La prima parte dell’Ave Maria, tratta anch’essa dal Vangelo, ci fa ogni volta riascoltare le parole con cui Dio si è rivolto alla Vergine mediante l’Angelo, e quelle di benedizione della cugina Elisabetta. La seconda parte dell’Ave Maria risuona come la riposta dei figli che, rivolgendosi supplici alla Madre, non fanno altro che esprimere la propria adesione al disegno salvifico, rivelato da Dio. Così il pensiero di chi prega resta sempre ancorato alla Scrittura e ai misteri che in essa vengono presentati.

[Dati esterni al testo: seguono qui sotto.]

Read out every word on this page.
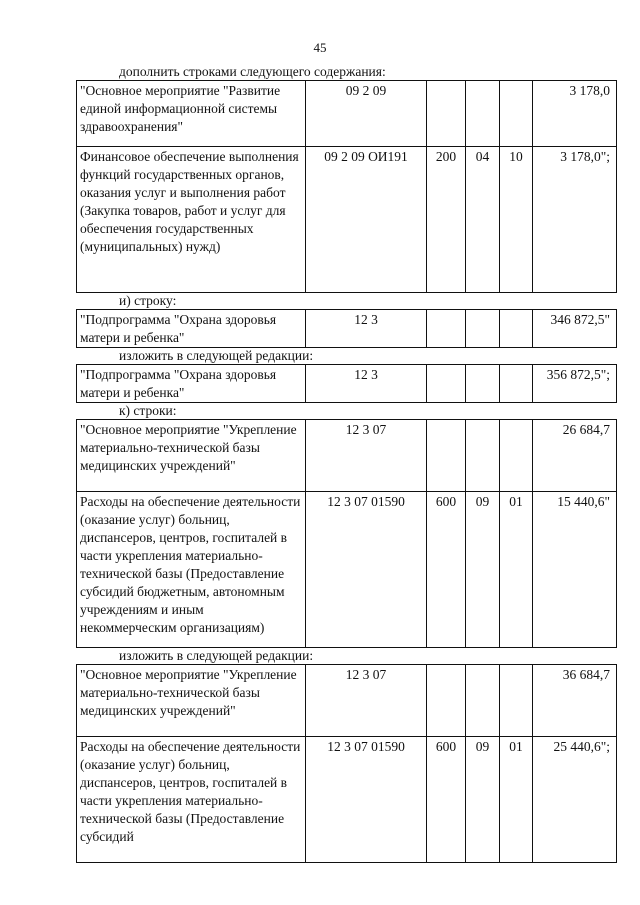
45
дополнить строками следующего содержания:
"Основное мероприятие "Развитие единой информационной системы здравоохранения"	09 2 09				3 178,0
Финансовое обеспечение выполнения функций государственных органов, оказания услуг и выполнения работ (Закупка товаров, работ и услуг для обеспечения государственных (муниципальных) нужд)	09 2 09 ОИ191	200	04	10	3 178,0";
и) строку:
"Подпрограмма "Охрана здоровья матери и ребенка"	12 3				346 872,5"
изложить в следующей редакции:
"Подпрограмма "Охрана здоровья матери и ребенка"	12 3				356 872,5";
к) строки:
"Основное мероприятие "Укрепление материально-технической базы медицинских учреждений"	12 3 07				26 684,7
Расходы на обеспечение деятельности (оказание услуг) больниц, диспансеров, центров, госпиталей в части укрепления материально-технической базы (Предоставление субсидий бюджетным, автономным учреждениям и иным некоммерческим организациям)	12 3 07 01590	600	09	01	15 440,6"
изложить в следующей редакции:
"Основное мероприятие "Укрепление материально-технической базы медицинских учреждений"	12 3 07				36 684,7
Расходы на обеспечение деятельности (оказание услуг) больниц, диспансеров, центров, госпиталей в части укрепления материально-технической базы (Предоставление субсидий	12 3 07 01590	600	09	01	25 440,6";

Ricordando infine che oggi celebriamo la Giornata Missionaria Mondiale, mi piace richiamare la dimensione apostolica del Rosario, una dimensione che il beato Bartolo Longo ha vissuto intensamente traendone ispirazione per intraprendere in questa terra tante opere di carità e di promozione umana e sociale. Inoltre, egli volle questo Santuario aperto al mondo intero, quale centro di irradiazione della preghiera del Rosario e luogo di intercessione per la pace tra i popoli. Cari amici, entrambe queste finalità: l’apostolato della carità e la preghiera per la pace, desidero confermare e affidare nuovamente al vostro impegno spirituale e pastorale. Sull’esempio e con il sostegno del venerato Fondatore, non stancatevi di lavorare con passione in questa parte della vigna del Signore che la Madonna ha mostrato di prediligere.
Cari fratelli e sorelle, è giunto il momento di congedarmi da voi e da questo bel Santuario.
Vi ringrazio per la calorosa accoglienza e soprattutto per le vostre preghiere. Ringrazio l’Arcivescovo Prelato e Delegato Pontificio, i suoi collaboratori e coloro che hanno lavorato per preparare al meglio la mia visita. Devo lasciarvi, ma il mio cuore rimane vicino a questa terra e a questa comunità.
Vi affido tutti alla Beata Vergine del Santo Rosario, e a ciascuno imparto di cuore l’Apostolica Benedizione.